All protective haplotypes in the present study share either isoleucine (I) at position 67 or aspartic acid (D) at position 70 (table 4), fitting the reshaped shared epitope hypothesis.19 There was only one haplotype with both isoleucine at position 67 and aspartic acid at position 70 which did not show a protective effect—namely, the haplotype (DRB1*07)-DQA1*0201-DQB1*02. This was found to be neutral.

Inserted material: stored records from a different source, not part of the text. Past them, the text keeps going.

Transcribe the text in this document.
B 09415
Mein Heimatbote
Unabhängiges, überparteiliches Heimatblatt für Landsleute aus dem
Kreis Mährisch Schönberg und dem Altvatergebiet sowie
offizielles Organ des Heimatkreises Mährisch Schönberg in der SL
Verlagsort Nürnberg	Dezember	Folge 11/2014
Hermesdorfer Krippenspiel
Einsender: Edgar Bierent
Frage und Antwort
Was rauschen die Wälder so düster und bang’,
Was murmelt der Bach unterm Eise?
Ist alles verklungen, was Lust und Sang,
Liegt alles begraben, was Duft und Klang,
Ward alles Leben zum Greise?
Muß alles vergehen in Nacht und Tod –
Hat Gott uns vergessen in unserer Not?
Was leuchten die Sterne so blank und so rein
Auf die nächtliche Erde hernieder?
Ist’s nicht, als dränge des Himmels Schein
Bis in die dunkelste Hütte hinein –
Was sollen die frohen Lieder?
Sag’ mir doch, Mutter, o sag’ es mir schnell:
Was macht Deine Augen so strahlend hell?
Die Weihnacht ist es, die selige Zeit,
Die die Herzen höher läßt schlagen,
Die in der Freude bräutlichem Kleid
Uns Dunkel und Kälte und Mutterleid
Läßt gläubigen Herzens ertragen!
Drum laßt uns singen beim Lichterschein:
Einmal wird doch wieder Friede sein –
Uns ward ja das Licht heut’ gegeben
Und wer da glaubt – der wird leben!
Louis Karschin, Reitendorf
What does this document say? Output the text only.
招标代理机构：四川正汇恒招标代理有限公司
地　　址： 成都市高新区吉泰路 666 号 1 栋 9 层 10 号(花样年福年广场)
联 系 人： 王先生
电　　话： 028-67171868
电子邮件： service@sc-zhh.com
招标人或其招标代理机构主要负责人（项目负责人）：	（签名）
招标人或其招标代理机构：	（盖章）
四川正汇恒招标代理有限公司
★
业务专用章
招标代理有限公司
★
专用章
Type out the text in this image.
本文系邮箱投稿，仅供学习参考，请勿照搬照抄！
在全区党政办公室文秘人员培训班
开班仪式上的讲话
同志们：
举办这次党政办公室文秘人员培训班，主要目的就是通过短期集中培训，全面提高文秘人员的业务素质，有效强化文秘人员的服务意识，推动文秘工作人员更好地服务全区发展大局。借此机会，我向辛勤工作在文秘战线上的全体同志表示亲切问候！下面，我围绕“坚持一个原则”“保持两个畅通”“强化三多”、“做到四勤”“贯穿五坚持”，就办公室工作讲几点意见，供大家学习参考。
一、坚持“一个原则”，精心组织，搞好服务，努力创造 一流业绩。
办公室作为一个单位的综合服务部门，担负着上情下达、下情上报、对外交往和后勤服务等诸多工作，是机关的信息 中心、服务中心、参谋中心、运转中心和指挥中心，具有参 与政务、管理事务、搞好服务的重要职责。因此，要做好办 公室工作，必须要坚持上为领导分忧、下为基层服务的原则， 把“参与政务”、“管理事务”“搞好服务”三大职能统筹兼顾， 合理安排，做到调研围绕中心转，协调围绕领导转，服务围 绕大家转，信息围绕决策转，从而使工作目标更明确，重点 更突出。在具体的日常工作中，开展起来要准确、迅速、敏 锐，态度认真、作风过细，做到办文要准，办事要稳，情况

In accordance with the RAP model, the present results also show that all our HLA-DR-DQ haplotypes including DRB1 alleles with the DERAA motif in HVR3 could be classified as either strongly or weakly protective (P/p).20 However, we also found four other haplotypes—(DRB1*15)-(DQA1*01)-DQB1*0602, (DRB1*08)-(DQA1*04)-DQB1*04, (DRB1*07)-DQA1*0201-DQB1*0303, and (DRB1*16)-(DQA1*01)-DQB1*0502)—which showed significant protection. Further, the protective effect of these haplotypes also remained detectable in their combined genotypes without haplotypes positive for the DERAA motif: OR = 0.39 (0.20 to 0.75); p = 0.0034 (table 5).

Table 5

 The risk effect on rheumatoid arthritis susceptibility according to the different protective genotypes

On the other hand, as proposed by Reviron et al,18 the P4 pocket in the HVR3 of DRB1 molecule of all the protective haplotypes found, with the exceptions of (DRB1*15)-(DQA1*01)-DQB1*0602 and (DRB1*16)-(DQA1*01)-DQB1*0502, were either negatively or neutrally charged. Only the (DRB1*07)-DQA1*0201-DQB1*02 haplotype with neutral electrical charge in the P4 pocket of the DRB1 molecule appeared to be neutral rather than protective against rheumatoid arthritis. On the other hand, all DRB1 alleles seen in this study that have neutral or negative charge in their pocket 4 had aspartic acid (D) at position 70 in the HVR3 (table 4).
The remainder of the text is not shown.